The Ottoman Tales VI: Not Much for Victory, but the Eats Were Good

This continues a series inspired (somewhat) by Noel Barber’s The Sultans.  The previous instalment is here.

As Sultan Abdul Hamid raised the Banner Named Barack, his armies had one distinguishing feature:

In one, and only one thing, the Turkish soldier is not cheated. He is well fed, and gets his full allowance of the rations allowed him. The reasons for this are—first, because the contractors for food are almost invariably Moslems, who, whatever their faults may be, do not prey upon the Government in the same manner as do the foreigners, the Jews, and the native Christians of Constantinople. The second reason is, that seeing he is kept months in arrear with his pay, and when he wants a little ready money has to borrow from the regimental ” Svraff,” or paymaster, at the rate of ten per cent, per month—the authorities take care that the line must be drawn somewhere ; and they draw it at the food. Of this he gets his, or rather the Government’s, money’s worth. The contractors for it are nearly always provincials, and these are certainly more honest and honourable in their dealings than their fellow-countrymen on the Bosphorus. The Turkish soldiers, therefore, in ordinary times, are with few exceptions well fed. But to do the Turks justice, it must be said of them, that when by any chance—in a campaign, for instance—their food is not forthcoming, they neither growl nor grumble, but bear their misfortunes like men and soldiers. (H.M. Hozier, The Russo-Turkish War)
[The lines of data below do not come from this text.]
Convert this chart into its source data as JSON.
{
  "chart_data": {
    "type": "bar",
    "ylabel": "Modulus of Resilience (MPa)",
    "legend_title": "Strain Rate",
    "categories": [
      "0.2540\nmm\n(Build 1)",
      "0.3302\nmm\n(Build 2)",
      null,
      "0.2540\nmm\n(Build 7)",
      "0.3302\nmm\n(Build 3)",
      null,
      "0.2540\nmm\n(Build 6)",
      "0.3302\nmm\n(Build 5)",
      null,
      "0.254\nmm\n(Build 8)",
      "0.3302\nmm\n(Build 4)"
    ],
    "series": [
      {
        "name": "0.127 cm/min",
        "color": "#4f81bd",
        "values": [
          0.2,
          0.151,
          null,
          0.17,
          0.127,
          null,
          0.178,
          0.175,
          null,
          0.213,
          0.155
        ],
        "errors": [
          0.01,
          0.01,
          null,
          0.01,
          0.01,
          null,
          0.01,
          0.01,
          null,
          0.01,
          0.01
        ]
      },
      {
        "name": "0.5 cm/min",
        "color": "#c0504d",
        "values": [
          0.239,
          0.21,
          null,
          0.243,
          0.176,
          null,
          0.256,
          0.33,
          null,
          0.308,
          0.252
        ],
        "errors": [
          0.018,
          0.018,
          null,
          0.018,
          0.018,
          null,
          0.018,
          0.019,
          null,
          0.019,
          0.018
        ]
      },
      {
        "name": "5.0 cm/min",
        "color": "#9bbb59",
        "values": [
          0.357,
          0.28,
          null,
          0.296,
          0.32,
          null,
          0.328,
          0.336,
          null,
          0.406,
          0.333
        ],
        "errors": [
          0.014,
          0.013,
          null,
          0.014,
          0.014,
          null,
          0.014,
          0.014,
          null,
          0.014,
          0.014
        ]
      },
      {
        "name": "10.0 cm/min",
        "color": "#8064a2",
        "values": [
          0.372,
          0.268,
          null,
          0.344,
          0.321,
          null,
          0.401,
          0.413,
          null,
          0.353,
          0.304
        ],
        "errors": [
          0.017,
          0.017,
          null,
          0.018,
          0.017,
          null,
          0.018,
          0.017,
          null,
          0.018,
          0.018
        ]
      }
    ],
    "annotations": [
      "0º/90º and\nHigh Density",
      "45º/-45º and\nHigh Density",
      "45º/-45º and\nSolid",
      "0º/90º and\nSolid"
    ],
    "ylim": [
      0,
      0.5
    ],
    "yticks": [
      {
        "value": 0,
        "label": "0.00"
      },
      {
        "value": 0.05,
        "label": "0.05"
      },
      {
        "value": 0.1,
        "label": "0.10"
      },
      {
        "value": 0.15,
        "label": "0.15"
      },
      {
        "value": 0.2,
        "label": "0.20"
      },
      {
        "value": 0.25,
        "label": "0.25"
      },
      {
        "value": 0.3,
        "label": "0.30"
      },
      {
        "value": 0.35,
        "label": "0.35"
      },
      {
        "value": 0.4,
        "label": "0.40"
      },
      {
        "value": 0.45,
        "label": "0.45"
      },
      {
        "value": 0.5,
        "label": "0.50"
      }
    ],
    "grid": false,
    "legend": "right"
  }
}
At the College of Engineering and Computer Science, our current Interim Dean is the Turkish Dr. Neslihan Alp, who has always kept the morale of the people under her up with food events.  Now we know, it’s the great Ottoman tradition.

Living in this country, she’s also had to deal with Americans who like to “growl and grumble”.  For someone like myself who was born and raised in this country, that’s an embarrassment.